India’s hugely influential progressive writers’ movement dates its inception to a meeting in the basement of the Nanking restaurant in Denmark Street – even then London’s ‘Tin Pan Alley’ – in 1934. Sajjad Zaheer was among those present. He was a student from an elite Muslim family in Lucknow, who had won a reputation as a contributor to a book of short stories in Urdu two years earlier which had been promptly banned in India for offending religious sensitivities.
Zaheer became a person of standing in Urdu literature, and one of the pillars of the left-aligned Progressive Writers’ Association which – along with the Indian People’s Theatre Association – shaped Indian popular and elite culture in the independence era. He was also a prominent communist in Indian and, after Partition, in Pakistan.

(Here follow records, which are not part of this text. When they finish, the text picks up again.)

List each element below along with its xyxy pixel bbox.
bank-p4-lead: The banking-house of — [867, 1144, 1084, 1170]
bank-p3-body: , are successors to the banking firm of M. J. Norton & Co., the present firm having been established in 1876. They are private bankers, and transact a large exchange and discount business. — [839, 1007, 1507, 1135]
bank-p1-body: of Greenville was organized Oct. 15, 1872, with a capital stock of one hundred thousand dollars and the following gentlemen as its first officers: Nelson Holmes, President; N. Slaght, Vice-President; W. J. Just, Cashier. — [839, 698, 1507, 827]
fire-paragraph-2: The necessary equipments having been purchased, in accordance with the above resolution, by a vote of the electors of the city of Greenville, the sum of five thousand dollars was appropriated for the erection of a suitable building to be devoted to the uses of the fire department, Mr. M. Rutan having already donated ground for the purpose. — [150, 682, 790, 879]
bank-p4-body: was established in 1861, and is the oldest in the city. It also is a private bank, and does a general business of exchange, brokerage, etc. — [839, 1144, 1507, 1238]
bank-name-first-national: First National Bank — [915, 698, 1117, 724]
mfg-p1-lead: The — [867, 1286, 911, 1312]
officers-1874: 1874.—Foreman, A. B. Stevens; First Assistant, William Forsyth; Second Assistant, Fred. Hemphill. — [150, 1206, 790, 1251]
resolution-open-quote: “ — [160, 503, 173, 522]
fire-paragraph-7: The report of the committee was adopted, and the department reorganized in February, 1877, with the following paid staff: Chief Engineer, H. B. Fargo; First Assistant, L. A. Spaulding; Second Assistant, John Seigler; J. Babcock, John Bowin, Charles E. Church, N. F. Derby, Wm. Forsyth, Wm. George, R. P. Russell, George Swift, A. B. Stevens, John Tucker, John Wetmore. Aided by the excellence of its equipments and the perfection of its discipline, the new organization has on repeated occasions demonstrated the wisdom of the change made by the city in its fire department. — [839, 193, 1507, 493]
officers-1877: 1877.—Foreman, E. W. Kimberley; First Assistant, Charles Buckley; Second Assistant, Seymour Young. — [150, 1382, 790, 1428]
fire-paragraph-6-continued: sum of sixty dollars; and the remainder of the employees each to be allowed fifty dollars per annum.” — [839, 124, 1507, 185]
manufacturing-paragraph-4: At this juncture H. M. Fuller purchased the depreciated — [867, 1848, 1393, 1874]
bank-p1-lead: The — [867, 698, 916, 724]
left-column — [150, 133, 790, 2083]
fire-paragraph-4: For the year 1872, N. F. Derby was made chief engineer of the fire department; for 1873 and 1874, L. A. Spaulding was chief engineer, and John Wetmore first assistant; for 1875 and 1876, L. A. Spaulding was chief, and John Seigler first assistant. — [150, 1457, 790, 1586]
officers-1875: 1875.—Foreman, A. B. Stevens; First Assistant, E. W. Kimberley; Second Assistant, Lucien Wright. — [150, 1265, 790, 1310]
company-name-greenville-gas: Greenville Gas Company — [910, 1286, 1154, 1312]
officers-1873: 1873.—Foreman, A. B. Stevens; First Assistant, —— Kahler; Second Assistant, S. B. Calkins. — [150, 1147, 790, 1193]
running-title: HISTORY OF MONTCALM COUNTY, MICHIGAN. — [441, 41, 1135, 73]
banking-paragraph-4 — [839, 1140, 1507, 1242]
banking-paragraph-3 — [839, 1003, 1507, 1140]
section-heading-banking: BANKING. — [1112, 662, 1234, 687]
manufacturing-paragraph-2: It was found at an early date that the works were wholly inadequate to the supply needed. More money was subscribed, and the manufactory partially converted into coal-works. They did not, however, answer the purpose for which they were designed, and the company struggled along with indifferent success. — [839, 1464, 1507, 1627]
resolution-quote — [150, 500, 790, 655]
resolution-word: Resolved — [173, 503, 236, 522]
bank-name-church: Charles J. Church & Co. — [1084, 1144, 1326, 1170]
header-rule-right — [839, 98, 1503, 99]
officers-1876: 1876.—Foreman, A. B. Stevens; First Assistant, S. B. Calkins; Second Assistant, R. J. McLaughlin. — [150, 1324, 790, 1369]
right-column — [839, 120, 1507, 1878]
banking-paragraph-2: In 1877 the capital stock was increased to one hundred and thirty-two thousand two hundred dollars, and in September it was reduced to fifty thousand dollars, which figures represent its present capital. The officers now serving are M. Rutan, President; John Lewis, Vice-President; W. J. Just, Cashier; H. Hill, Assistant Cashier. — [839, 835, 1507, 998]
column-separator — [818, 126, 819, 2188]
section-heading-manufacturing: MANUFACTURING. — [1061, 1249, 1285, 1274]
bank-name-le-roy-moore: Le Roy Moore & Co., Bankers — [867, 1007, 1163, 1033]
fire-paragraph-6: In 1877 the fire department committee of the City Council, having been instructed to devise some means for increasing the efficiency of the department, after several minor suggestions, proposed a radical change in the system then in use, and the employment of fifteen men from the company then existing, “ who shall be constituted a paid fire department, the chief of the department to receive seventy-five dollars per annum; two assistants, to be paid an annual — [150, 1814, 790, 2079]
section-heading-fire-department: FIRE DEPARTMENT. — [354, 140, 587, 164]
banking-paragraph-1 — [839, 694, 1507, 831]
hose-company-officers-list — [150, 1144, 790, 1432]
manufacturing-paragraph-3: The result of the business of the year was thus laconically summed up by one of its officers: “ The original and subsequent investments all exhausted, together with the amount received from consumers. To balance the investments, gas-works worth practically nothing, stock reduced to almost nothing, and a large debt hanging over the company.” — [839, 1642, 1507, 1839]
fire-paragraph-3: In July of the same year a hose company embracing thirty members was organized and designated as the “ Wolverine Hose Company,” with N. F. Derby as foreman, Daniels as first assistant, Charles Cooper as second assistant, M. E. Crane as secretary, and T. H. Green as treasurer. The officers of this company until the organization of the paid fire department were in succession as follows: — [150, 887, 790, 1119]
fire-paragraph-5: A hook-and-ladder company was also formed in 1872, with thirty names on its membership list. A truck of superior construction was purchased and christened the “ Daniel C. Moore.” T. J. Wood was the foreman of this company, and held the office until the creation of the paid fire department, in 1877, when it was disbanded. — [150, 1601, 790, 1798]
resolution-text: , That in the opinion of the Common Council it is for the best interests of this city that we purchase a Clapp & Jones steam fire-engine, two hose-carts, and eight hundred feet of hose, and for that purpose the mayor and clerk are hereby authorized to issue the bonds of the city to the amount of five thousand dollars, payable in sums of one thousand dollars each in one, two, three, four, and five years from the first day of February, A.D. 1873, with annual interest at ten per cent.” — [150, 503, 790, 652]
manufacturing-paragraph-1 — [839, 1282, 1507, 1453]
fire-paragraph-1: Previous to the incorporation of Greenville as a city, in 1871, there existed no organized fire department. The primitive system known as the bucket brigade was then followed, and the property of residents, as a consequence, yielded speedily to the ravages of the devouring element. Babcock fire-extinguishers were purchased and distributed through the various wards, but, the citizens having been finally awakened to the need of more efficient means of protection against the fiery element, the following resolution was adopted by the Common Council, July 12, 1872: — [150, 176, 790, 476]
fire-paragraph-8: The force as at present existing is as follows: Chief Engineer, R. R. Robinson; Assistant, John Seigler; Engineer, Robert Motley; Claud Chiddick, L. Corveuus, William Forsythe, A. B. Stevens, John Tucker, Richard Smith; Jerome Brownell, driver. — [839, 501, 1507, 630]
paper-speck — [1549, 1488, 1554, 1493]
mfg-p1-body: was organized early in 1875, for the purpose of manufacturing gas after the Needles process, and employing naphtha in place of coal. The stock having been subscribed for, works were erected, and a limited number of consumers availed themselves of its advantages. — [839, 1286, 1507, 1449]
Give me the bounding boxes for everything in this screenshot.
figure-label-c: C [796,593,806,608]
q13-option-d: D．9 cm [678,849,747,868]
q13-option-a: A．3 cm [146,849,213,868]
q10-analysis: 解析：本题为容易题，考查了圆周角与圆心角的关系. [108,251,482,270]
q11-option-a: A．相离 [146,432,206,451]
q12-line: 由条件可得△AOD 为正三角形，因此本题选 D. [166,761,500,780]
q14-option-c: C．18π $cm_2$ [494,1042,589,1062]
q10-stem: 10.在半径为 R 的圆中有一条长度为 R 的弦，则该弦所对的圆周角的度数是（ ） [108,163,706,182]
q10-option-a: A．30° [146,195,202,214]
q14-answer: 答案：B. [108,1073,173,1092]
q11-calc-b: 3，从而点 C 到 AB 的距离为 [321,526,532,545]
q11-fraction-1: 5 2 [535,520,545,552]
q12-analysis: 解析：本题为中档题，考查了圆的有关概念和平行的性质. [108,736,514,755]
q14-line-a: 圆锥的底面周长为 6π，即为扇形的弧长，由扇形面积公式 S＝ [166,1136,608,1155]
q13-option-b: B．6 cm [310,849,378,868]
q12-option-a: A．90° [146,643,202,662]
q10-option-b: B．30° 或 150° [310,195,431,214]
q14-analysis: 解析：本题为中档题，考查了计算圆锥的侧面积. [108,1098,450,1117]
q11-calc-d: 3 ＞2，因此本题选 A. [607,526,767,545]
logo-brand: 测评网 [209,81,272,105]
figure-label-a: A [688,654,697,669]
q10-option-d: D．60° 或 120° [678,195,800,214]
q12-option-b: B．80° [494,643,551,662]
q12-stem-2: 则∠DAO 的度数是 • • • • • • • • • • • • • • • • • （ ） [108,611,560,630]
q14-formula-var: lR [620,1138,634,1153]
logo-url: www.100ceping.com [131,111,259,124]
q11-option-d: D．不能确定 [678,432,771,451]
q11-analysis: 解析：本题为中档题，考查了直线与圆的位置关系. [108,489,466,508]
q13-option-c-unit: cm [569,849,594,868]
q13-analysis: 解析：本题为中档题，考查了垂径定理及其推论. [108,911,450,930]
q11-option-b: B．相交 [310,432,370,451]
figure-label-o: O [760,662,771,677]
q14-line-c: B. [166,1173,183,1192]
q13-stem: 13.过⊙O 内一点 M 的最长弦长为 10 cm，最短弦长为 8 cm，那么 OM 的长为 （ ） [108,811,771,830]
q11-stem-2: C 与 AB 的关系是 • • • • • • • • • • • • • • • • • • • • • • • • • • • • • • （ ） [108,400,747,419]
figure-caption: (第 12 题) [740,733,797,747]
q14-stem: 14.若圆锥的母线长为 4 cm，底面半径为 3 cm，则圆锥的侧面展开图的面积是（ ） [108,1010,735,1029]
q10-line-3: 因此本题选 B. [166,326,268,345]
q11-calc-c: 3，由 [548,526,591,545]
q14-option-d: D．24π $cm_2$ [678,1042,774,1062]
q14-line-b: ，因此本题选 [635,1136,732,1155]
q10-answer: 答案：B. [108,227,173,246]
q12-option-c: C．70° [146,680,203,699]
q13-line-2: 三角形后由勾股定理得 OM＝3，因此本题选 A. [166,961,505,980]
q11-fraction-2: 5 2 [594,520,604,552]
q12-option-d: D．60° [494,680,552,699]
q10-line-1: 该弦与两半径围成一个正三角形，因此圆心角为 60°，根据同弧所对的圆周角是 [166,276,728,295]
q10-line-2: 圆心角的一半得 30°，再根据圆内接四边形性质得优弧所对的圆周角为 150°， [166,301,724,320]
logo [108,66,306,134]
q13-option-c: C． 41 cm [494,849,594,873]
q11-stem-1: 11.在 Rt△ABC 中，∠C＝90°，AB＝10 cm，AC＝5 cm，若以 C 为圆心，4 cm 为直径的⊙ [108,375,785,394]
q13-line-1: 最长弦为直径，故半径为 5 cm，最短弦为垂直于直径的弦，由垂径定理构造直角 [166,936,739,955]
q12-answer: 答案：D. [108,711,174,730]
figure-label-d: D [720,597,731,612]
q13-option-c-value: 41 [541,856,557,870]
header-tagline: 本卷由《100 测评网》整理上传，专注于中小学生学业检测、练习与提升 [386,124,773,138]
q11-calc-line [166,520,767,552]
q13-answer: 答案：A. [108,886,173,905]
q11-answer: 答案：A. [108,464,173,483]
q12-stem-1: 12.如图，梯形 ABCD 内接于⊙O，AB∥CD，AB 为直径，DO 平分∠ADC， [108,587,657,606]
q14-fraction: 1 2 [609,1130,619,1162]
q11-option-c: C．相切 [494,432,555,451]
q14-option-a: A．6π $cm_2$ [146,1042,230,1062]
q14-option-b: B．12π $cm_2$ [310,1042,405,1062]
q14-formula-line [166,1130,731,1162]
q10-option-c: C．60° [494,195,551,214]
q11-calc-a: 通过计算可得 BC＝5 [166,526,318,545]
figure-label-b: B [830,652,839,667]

Among his most influential writings was a novella, London ki Ek Raat (A Night in London), written in Urdu in 1935 and published three years later. It’s a modernist-tinged story of a party given one autumn evening by an Indian student with lodgings in Bloomsbury, ‘where England’s revolutionary thinkers … gather’. As an account of an elite, radicalised diaspora in London, it stands comparison with Waguih Ghali’s Beer in the Snooker Club a generation later. It captures not simply the Indian student experience in London in the 1930s – petty racism and isolation on the one hand, camaraderie, political assertion and sexual adventure on the other – but is also an affecting account of an unsuccessful cross-cultural romance.
Ralph Russell, the Urdu scholar and communist, provided a partial translation some years ago of Zaheer’s work. But it’s only now that a full English translation has been published – translated by Bilal Hashmi and published in India by Harper Perennial.
I went recently to the London launch of the book at an address in Bedford Square – not more than five minutes walk from the rooms which were the setting of the novella, and from the onetime location of the Nanking Restaurant. The event did not have the dramatic potential of the student party, nor the literary importance of the basement gathering in Denmark Street.
But it did reveal one intriguing piece of information. Zaheer’s granddaughter confirmed to me that a key character in the novella, Sheila Green – who falls in love with an Indian student to be forsaken by him for India and its national cause – was based on an English friend of her grandfather.
And so perhaps, just perhaps, his work was in part an act of expiation.